Earliest Turnpike went to Hanover not York
Recently, I had the pleasure of meeting with Richard Resh in his home in West Manchester Township. He is a retired senior project engineer with C.S. Davidson, Inc. and brings his civil engineering expertise to researching early places and transportation networks. His recent work led to the publication of his book, “Where Was Werking’s Tavern?”, that was prepared for The Heritage Committee of West Manheim Township, York County, Pennsylvania. He reminded me that the first public toll road in York County wasn’t the turnpikes running east that became the route for the Lincoln Highway in 1913, but the Baltimore Hanover Pike that was officially established in 1736 on the Maryland side to establish a road along an existing Native American path from the port city of Baltimore Town to the then Conewago Settlement into the Commonwealth. Maryland made their stretch a private toll road in 1805. Pennsylvania followed by improving the road by officially establishing a private toll road here in 1807 from Hanover to the Pennsylvania border to the south. In Resh’s book he states that the “[turnpike] was built by Edward McCabe and was completed on November 15, 1809.” (Where was Werking’s Tavern?, Pg. 6.) Keep in mind that the Mason Dixon Line survey east of the Allegheny Mountains wasn’t completed until 1765 so the Baltimore Hanover Pike truly was the main transportation route into the frontier at that time.

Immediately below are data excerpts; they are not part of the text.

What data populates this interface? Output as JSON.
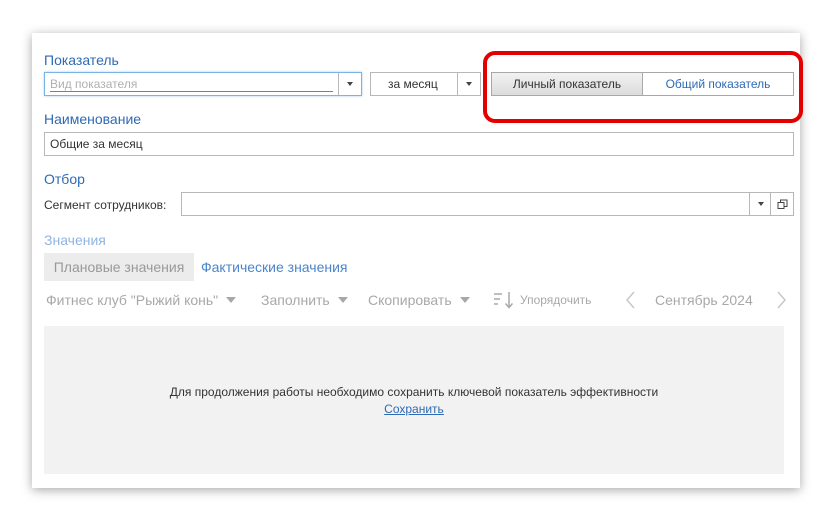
{
  "indicator": {
    "section_label": "Показатель",
    "type_placeholder": "Вид показателя",
    "period_value": "за месяц",
    "toggle": {
      "personal_label": "Личный показатель",
      "general_label": "Общий показатель",
      "selected": "personal"
    }
  },
  "name": {
    "section_label": "Наименование",
    "value": "Общие за месяц"
  },
  "filter": {
    "section_label": "Отбор",
    "segment_label": "Сегмент сотрудников:",
    "segment_value": ""
  },
  "values": {
    "section_label": "Значения",
    "tabs": [
      {
        "label": "Плановые значения",
        "active": true
      },
      {
        "label": "Фактические значения",
        "active": false
      }
    ],
    "toolbar": {
      "club_label": "Фитнес клуб \"Рыжий конь\"",
      "fill_label": "Заполнить",
      "copy_label": "Скопировать",
      "sort_label": "Упорядочить",
      "period_label": "Сентябрь 2024"
    },
    "message": "Для продолжения работы необходимо сохранить ключевой показатель эффективности",
    "save_link": "Сохранить"
  },
  "colors": {
    "accent": "#2e6ab5",
    "highlight": "#e30000",
    "disabled": "#a8a8a8"
  }
}
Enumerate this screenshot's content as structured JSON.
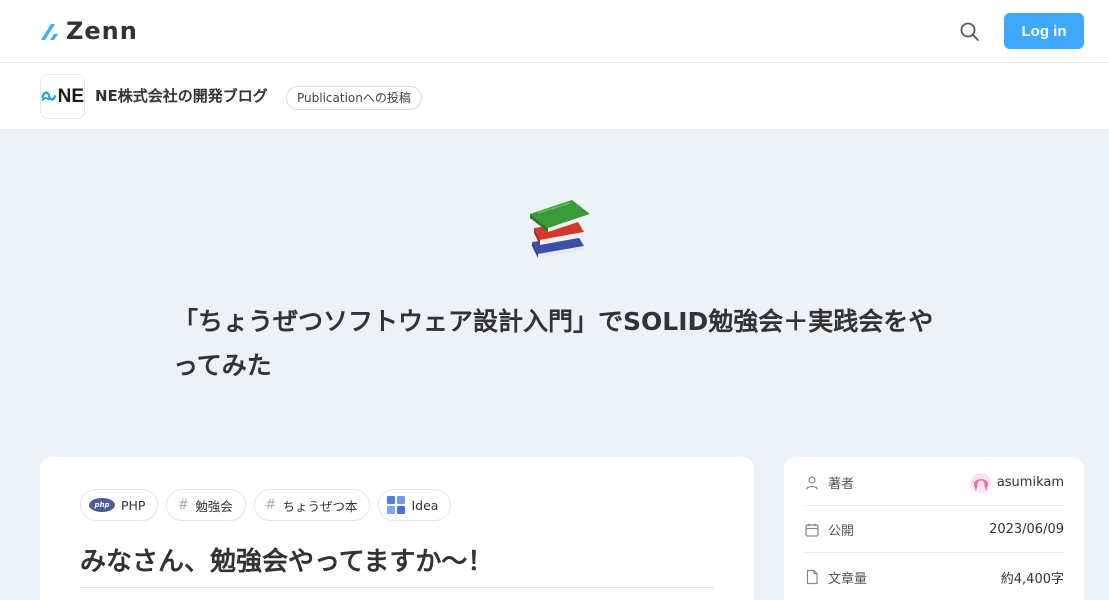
{
  "header": {
    "logo_text": "Zenn",
    "login_label": "Log in",
    "search_icon": "search-icon"
  },
  "publication": {
    "name": "NE株式会社の開発ブログ",
    "avatar_text": "NE",
    "badge": "Publicationへの投稿"
  },
  "article": {
    "emoji": "books",
    "title": "「ちょうぜつソフトウェア設計入門」でSOLID勉強会＋実践会をやってみた",
    "tags": [
      {
        "label": "PHP",
        "icon": "php-icon"
      },
      {
        "label": "勉強会",
        "icon": "hash"
      },
      {
        "label": "ちょうぜつ本",
        "icon": "hash"
      },
      {
        "label": "Idea",
        "icon": "idea-icon"
      }
    ],
    "heading": "みなさん、勉強会やってますか〜！"
  },
  "meta": {
    "author_label": "著者",
    "author_name": "asumikam",
    "published_label": "公開",
    "published_date": "2023/06/09",
    "length_label": "文章量",
    "length_value": "約4,400字"
  },
  "colors": {
    "accent": "#3ea8ff",
    "background": "#edf2f7"
  }
}
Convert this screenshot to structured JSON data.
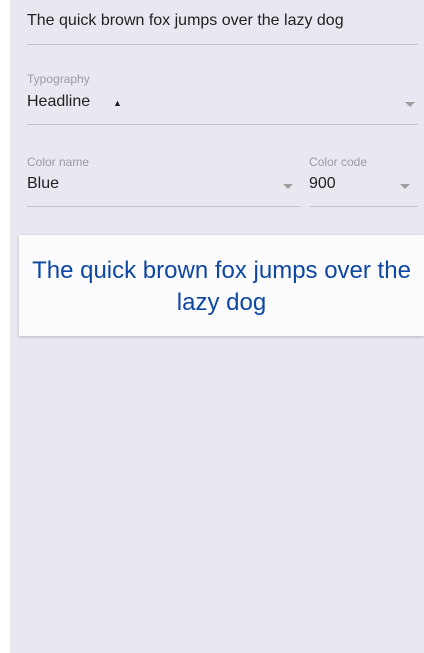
{
  "sample_text_field": {
    "value": "The quick brown fox jumps over the lazy dog"
  },
  "typography_select": {
    "label": "Typography",
    "value": "Headline",
    "icon": "dropdown-arrow-icon"
  },
  "color_name_select": {
    "label": "Color name",
    "value": "Blue",
    "icon": "dropdown-arrow-icon"
  },
  "color_code_select": {
    "label": "Color code",
    "value": "900",
    "icon": "dropdown-arrow-icon"
  },
  "preview": {
    "text": "The quick brown fox jumps over the lazy dog",
    "text_color": "#0d47a1",
    "background": "#fcfcff"
  },
  "colors": {
    "page_background": "#e8e8f0",
    "divider": "#c4c4cc",
    "label": "#9a9aa2"
  }
}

For me, the most remarkable part of his research is that with help from C.S. Davidson they recreated the 1809 survey that laid out this historic road in the search for Werking’s Tavern. This was an important stage coach stop for weary travelers between the Hanover area and the port city of Baltimore during Colonial times. To recreate this historic route you have to consider that over the centuries that the original road would have been straightened and widened multiple times and the original footprint of the road had changed significantly over the years. The research also documents the locations the existing original four stone mile markers on the Pennsylvania side of the route. Remarkable, that they still are standing in their original locations after over 200 years. West of York, the Monacacy Path which became the Philadelphia Great Wagon Road would have taken a turn south to meet up with this Baltimore Hanover Pike. On the Maryland side, the road was known as Conewago Road, the Pack Horse Road or the Wheelbarrow Road. Today, MD route 30 roughly follows the original route and PA route 94 north of the state line into Hanover. The road is also known as Baltimore Pike if your heading south to Maryland or the Hanover Pike if you are driving north to Pennsylvania. Whatever you call it, this is certainly one of the most historic transportation routes in all of York County, Pennsylvania.
We also discussed the potential for bringing more people via automobile today along these historic transportation routes throughout the county. From the Baltimore Hanover Pike during Colonial days to the Lincoln Highway automobile era of the early 20th century. Maryland has made their road part of their Mason Dixon Scenic Byway. See the map below for how this byway touches our southern York County communities. The Scenic Highway is a federal program that identifies historic transportation routes that are documented to bring attention and heritage tourism to these long forgotten roads. Could the Lincoln Highway and early roads like the Monocacy Trail and this Baltimore Hanover Pike receive similar federal scenic byway designation? It would create an opportunity to further connect the historic communities of York and Hanover in a way that is ignored today. From National American migrations, to pioneer wagon roads to the first coast to coast Main Street, the Lincoln Highway. This topic certainly deserves further discussion with federal, state and local elected officials and community leaders.